Efficient searching through stl map?

H

Henrik Goldman

I have a std::map which consist of time_t as first and an associated class
as second:

map<time_t, myclass>

I would like to do calculations (min and max values) for a set of 'second'
for a specific time range.

Given the fact that 'first' can hold any time I would like to do the
calculation based on values which falls within a range of e.g. yesterday
(all 24 hours). So I'd like to efficiently find the first value of time_t
which meets this requirement.

Until now I've scanned forward by an iterator but if you have alot of values
this linear search becomes quite slow. This has become a problem to me. The
problem boils down to that I don't know the exact 'first' value that I'm
looking for but know within what timerange it should fall.

Are there any stl algorithms which can let me define my own compare
algorithm so I can do this time range checking in order to find the first
valid element? Naturally since time_t is just an integer the algorithm
should be faster then linear search.

Thanks in advance.

-- Henrik
 
D

Daniel T.

"Henrik Goldman said:
I have a std::map which consist of time_t as first and an associated class
as second:

map<time_t, myclass>

I would like to do calculations (min and max values) for a set of 'second'
for a specific time range.

Given the fact that 'first' can hold any time I would like to do the
calculation based on values which falls within a range of e.g. yesterday
(all 24 hours). So I'd like to efficiently find the first value of time_t
which meets this requirement.

Until now I've scanned forward by an iterator but if you have alot of values
this linear search becomes quite slow. This has become a problem to me. The
problem boils down to that I don't know the exact 'first' value that I'm
looking for but know within what timerange it should fall.

Are there any stl algorithms which can let me define my own compare
algorithm so I can do this time range checking in order to find the first
valid element? Naturally since time_t is just an integer the algorithm
should be faster then linear search.

I'm not quite sure you are asking for but I'm going to assume that
lower_bound, upper_bound, and equal_range won't work.
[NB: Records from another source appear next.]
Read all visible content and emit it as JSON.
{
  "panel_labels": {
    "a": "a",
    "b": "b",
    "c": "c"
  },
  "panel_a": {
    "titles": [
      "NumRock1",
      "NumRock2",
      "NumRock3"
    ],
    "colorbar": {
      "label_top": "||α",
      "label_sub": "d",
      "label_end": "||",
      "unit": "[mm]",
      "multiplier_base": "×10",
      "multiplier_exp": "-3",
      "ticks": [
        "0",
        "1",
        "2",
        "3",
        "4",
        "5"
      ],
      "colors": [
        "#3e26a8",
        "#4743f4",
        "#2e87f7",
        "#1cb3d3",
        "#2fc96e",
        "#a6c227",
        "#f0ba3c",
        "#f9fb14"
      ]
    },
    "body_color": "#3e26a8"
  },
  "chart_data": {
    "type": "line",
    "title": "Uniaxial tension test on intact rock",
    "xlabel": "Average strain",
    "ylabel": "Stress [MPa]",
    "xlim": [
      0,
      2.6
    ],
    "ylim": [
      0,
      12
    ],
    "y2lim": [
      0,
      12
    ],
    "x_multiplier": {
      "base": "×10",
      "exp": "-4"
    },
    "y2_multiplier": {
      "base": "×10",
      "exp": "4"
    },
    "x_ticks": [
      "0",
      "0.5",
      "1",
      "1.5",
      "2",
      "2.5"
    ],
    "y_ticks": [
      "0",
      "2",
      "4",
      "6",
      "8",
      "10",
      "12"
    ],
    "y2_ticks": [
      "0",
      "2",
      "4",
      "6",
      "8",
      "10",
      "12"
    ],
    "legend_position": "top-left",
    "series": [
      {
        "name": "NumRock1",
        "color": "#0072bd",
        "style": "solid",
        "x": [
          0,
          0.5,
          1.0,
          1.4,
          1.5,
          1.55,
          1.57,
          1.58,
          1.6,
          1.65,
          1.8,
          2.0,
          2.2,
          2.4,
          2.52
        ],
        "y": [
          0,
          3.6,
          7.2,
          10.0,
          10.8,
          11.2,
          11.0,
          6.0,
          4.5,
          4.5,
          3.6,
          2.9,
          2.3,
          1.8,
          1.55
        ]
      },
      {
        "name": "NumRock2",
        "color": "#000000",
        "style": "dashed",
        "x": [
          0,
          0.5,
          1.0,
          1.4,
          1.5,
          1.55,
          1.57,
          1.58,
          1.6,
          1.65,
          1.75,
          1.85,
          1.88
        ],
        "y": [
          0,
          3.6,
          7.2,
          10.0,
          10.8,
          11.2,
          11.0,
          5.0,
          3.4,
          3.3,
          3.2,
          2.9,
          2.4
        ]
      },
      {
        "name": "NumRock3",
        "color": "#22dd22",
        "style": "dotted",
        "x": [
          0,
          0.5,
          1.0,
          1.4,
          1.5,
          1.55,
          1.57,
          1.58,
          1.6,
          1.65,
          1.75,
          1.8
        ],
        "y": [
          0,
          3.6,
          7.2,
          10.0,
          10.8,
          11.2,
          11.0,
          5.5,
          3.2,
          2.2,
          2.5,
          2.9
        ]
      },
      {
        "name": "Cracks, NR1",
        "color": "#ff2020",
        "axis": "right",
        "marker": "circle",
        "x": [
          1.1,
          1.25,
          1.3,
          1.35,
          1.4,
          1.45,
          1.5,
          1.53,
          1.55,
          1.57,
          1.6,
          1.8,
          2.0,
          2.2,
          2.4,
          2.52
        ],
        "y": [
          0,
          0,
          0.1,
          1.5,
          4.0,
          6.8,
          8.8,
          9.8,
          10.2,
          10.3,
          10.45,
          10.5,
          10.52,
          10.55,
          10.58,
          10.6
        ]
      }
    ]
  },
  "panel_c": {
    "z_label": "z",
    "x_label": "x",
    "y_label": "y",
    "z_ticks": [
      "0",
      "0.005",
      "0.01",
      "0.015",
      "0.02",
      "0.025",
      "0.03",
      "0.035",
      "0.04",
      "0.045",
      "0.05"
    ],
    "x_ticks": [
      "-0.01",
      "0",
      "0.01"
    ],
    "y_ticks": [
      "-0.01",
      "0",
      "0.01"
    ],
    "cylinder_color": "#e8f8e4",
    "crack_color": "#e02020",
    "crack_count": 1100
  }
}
Are you trying to find two instances of myclass who's associated time_t
object are within a certain range?

Maybe if you put the data in a multimap<myclass, time_t>, then
equal_range will give you all the myclass objects and you can compare
their time_ts... If I'm not even close, then you are going to have to
show some code. Give an example that works but is too slow and someone,
i'm sure, will be able to produce an example that is faster and still
does the same thing.
 
H

Henrik Goldman

I'm not quite sure you are asking for but I'm going to assume that
lower_bound, upper_bound, and equal_range won't work.

Yes I'm sorry about beeing unclear. It's very easy to be quite unclear when
you do something quite technical and have been sitting with it for a while.

I think lower_bound might solve my problem though.

The basic idea is that I do statistics at specific intervals e.g. every 10
min. The gathered values are stored as 'second' for the specific time_t.
This way I can go through each record and see at what time it was gathered.

Here is the original (slow!) algorithm:

int CStatistics::GetMaxValueInPeriod(time_t tFrom, time_t tTo)

{

UseMap::iterator it;

int nMaxValue = 0;

for (it = m_pUseMap->begin();

it != m_pUseMap->end();

it++)

{

if (it->first < tFrom)

continue;

if (it->first > tTo)

break;

if (nMaxValue < it->second.m_nTotalFoo)

nMaxValue = it->second.m_m_nTotalFoo;

}

return nMaxValue;

}



Assume it contains values from since 2 years ago which is the worst case
scenario for me.

Then in order to find the first values which fits in my range I scan forward
by omitting all values which were earlier then the time I want.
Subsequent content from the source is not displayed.